Bob Wills is another popular "country" musician who came from the Lower Great Plains. Wills appeared in several Hollywood Western films and he was highly popular as the leader of a hot string band. Wills music combined country and jazz. His music began as dance hall music. It became known as Western Swing later on. Spade Cooley and Tex Williams are two other country musicians who belonged in popular bands and appeared in movies. Wills' Western Swing became so popular that it rivaled the other big band jazz in terms of popularity.
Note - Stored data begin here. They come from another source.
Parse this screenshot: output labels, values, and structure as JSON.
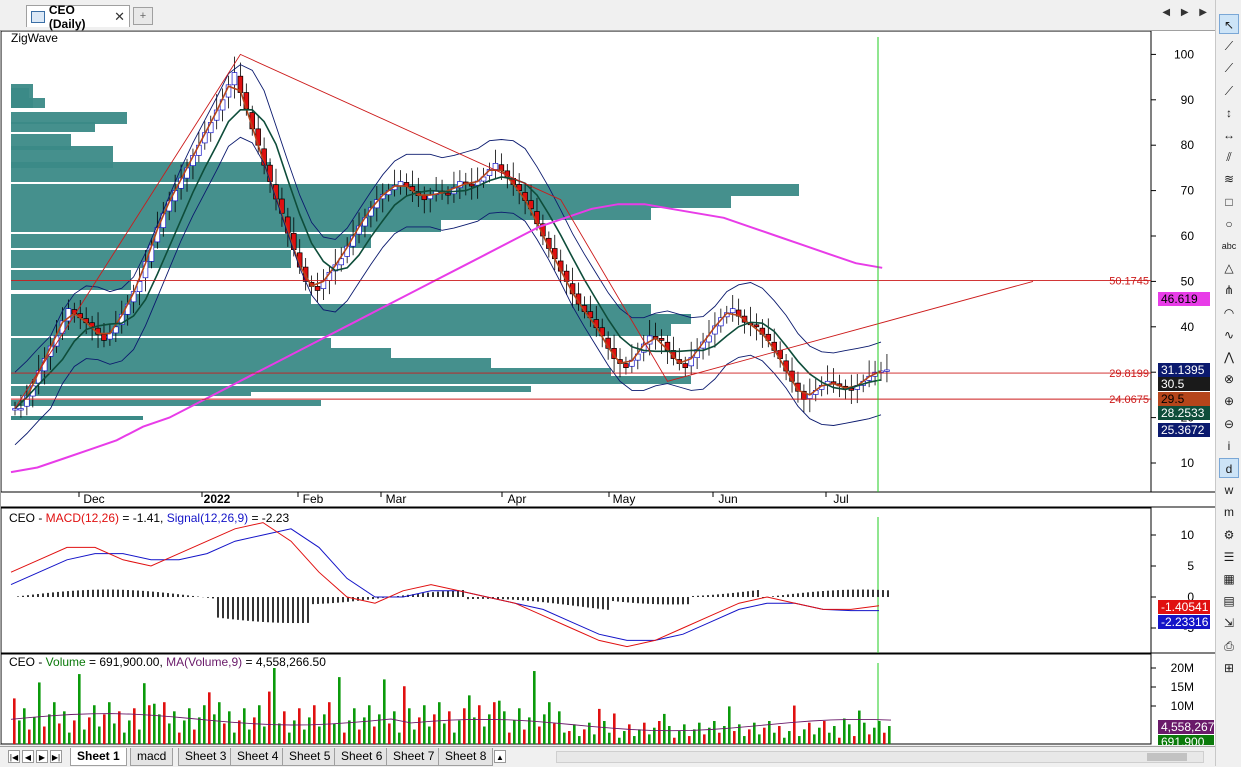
{
  "window": {
    "tab_title": "CEO (Daily)",
    "close_glyph": "✕",
    "add_glyph": "+",
    "nav_glyphs": "◀ ▶ ▶"
  },
  "price_panel": {
    "indicator_label": "ZigWave",
    "y_ticks": [
      "100",
      "90",
      "80",
      "70",
      "60",
      "50",
      "40",
      "30",
      "20",
      "10"
    ],
    "x_labels": [
      "Dec",
      "2022",
      "Feb",
      "Mar",
      "Apr",
      "May",
      "Jun",
      "Jul"
    ],
    "level_labels": [
      "50.1745",
      "29.8199",
      "24.0675"
    ],
    "badges": [
      {
        "text": "46.619",
        "bg": "#e83ce8",
        "fg": "#000000"
      },
      {
        "text": "31.1395",
        "bg": "#0b1a6e",
        "fg": "#ffffff"
      },
      {
        "text": "30.5",
        "bg": "#1a1a1a",
        "fg": "#ffffff"
      },
      {
        "text": "29.5",
        "bg": "#b5451b",
        "fg": "#000000"
      },
      {
        "text": "28.2533",
        "bg": "#0e4d3a",
        "fg": "#ffffff"
      },
      {
        "text": "25.3672",
        "bg": "#0b1a6e",
        "fg": "#ffffff"
      }
    ]
  },
  "macd_panel": {
    "legend": {
      "sym": "CEO - ",
      "macd_name": "MACD(12,26)",
      "macd_value": " = -1.41, ",
      "signal_name": "Signal(12,26,9)",
      "signal_value": " = -2.23"
    },
    "y_ticks": [
      "10",
      "5",
      "0",
      "-5"
    ],
    "badges": [
      {
        "text": "-1.40541",
        "bg": "#e01010",
        "fg": "#ffffff"
      },
      {
        "text": "-2.23316",
        "bg": "#1414c8",
        "fg": "#ffffff"
      }
    ]
  },
  "volume_panel": {
    "legend": {
      "sym": "CEO - ",
      "vol_name": "Volume",
      "vol_value": " = 691,900.00, ",
      "ma_name": "MA(Volume,9)",
      "ma_value": " = 4,558,266.50"
    },
    "y_ticks": [
      "20M",
      "15M",
      "10M"
    ],
    "badges": [
      {
        "text": "4,558,267",
        "bg": "#6a1a6a",
        "fg": "#ffffff"
      },
      {
        "text": "691,900",
        "bg": "#0b7a0b",
        "fg": "#ffffff"
      }
    ]
  },
  "sheets": {
    "tabs": [
      "Sheet 1",
      "macd",
      "Sheet 3",
      "Sheet 4",
      "Sheet 5",
      "Sheet 6",
      "Sheet 7",
      "Sheet 8"
    ],
    "active": "Sheet 1",
    "extra": "▲"
  },
  "toolbar": {
    "tools": [
      {
        "name": "pointer-tool-icon",
        "glyph": "↖",
        "selected": true
      },
      {
        "name": "line-tool-icon",
        "glyph": "⟋"
      },
      {
        "name": "ray-tool-icon",
        "glyph": "⟋"
      },
      {
        "name": "extended-line-tool-icon",
        "glyph": "⟋"
      },
      {
        "name": "vertical-line-tool-icon",
        "glyph": "↕"
      },
      {
        "name": "horizontal-line-tool-icon",
        "glyph": "↔"
      },
      {
        "name": "parallel-lines-tool-icon",
        "glyph": "⫽"
      },
      {
        "name": "fibonacci-tool-icon",
        "glyph": "≋"
      },
      {
        "name": "rectangle-tool-icon",
        "glyph": "□"
      },
      {
        "name": "ellipse-tool-icon",
        "glyph": "○"
      },
      {
        "name": "text-tool-icon",
        "glyph": "abc"
      },
      {
        "name": "triangle-tool-icon",
        "glyph": "△"
      },
      {
        "name": "pitchfork-tool-icon",
        "glyph": "⋔"
      },
      {
        "name": "arc-tool-icon",
        "glyph": "◠"
      },
      {
        "name": "cycle-tool-icon",
        "glyph": "∿"
      },
      {
        "name": "zigzag-tool-icon",
        "glyph": "⋀"
      },
      {
        "name": "delete-tool-icon",
        "glyph": "⊗"
      },
      {
        "name": "zoom-tool-icon",
        "glyph": "⊕"
      },
      {
        "name": "zoom-out-tool-icon",
        "glyph": "⊖"
      },
      {
        "name": "info-tool-icon",
        "glyph": "i"
      },
      {
        "name": "daily-period-icon",
        "glyph": "d",
        "selected": true
      },
      {
        "name": "weekly-period-icon",
        "glyph": "w"
      },
      {
        "name": "monthly-period-icon",
        "glyph": "m"
      },
      {
        "name": "properties-icon",
        "glyph": "⚙"
      },
      {
        "name": "list-icon",
        "glyph": "☰"
      },
      {
        "name": "table-icon",
        "glyph": "▦"
      },
      {
        "name": "chart-icon",
        "glyph": "▤"
      },
      {
        "name": "export-icon",
        "glyph": "⇲"
      },
      {
        "name": "print-icon",
        "glyph": "⎙"
      },
      {
        "name": "grid-icon",
        "glyph": "⊞"
      }
    ]
  },
  "chart_data": [
    {
      "type": "candlestick",
      "title": "CEO (Daily)",
      "x_labels": [
        "Dec",
        "2022",
        "Feb",
        "Mar",
        "Apr",
        "May",
        "Jun",
        "Jul"
      ],
      "ylim": [
        0,
        105
      ],
      "close_series_approx": [
        22,
        27,
        33,
        38,
        44,
        42,
        40,
        37,
        40,
        45,
        50,
        58,
        65,
        70,
        75,
        80,
        85,
        90,
        96,
        88,
        80,
        72,
        65,
        57,
        50,
        48,
        52,
        55,
        60,
        64,
        68,
        70,
        72,
        70,
        68,
        70,
        69,
        72,
        71,
        73,
        76,
        73,
        70,
        66,
        60,
        55,
        50,
        45,
        42,
        38,
        33,
        31,
        34,
        38,
        37,
        33,
        31,
        35,
        38,
        42,
        44,
        41,
        40,
        37,
        33,
        28,
        24,
        26,
        28,
        27,
        26,
        28,
        30,
        30.5
      ],
      "last": {
        "open": 29.5,
        "close": 30.5
      },
      "overlays": [
        {
          "name": "ZigWave",
          "color": "#cc1a1a",
          "points_x_index": [
            0,
            19,
            46,
            55,
            74
          ],
          "points_y": [
            22,
            100,
            68,
            28,
            50
          ]
        },
        {
          "name": "MA long",
          "color": "#e83ce8",
          "last": 46.619
        },
        {
          "name": "Bollinger upper",
          "color": "#0b1a6e",
          "last": 31.1395
        },
        {
          "name": "Bollinger lower",
          "color": "#0b1a6e",
          "last": 25.3672
        },
        {
          "name": "MA fast",
          "color": "#b5451b",
          "last": 29.5
        },
        {
          "name": "MA slow",
          "color": "#0e4d3a",
          "last": 28.2533
        }
      ],
      "horizontal_levels": [
        50.1745,
        29.8199,
        24.0675
      ],
      "volume_profile": true
    },
    {
      "type": "line",
      "title": "MACD(12,26)",
      "series": [
        {
          "name": "MACD(12,26)",
          "color": "#e01010",
          "last": -1.41
        },
        {
          "name": "Signal(12,26,9)",
          "color": "#1414c8",
          "last": -2.23
        }
      ],
      "histogram": true,
      "ylim": [
        -8,
        14
      ]
    },
    {
      "type": "bar",
      "title": "Volume",
      "series": [
        {
          "name": "Volume",
          "last": 691900
        },
        {
          "name": "MA(Volume,9)",
          "color": "#6a1a6a",
          "last": 4558266.5
        }
      ],
      "ylim": [
        0,
        22000000
      ]
    }
  ]
}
It wasn't until 1939 when country musicians started playing boogie. This was after Johnny Barfield recorded "Boogie Woogie" and played it at Carnegie Hall. Boogie, which was originally called Hillbilly Boogie or Okie Boogie, was later renamed Country Boogie and became extremely popular in 1945. A popular country boogie in the 1940s was the "Freight Train Boogie" by the Delmore Brothers. This song is regarded to be a prime example of the evolution of the combination of country music and the blues into rockabilly. In 1948, "Guitar Boogie" and "Banjo Boogie" by Arthur Smith landed on the Top 10 US country chart. "Guitar Boogie" also also managed to cross over to the US pop charts. The period of Hillbilly Boogie lasted into the 1950s. It still remains as one of the more popular country music sub genre to date.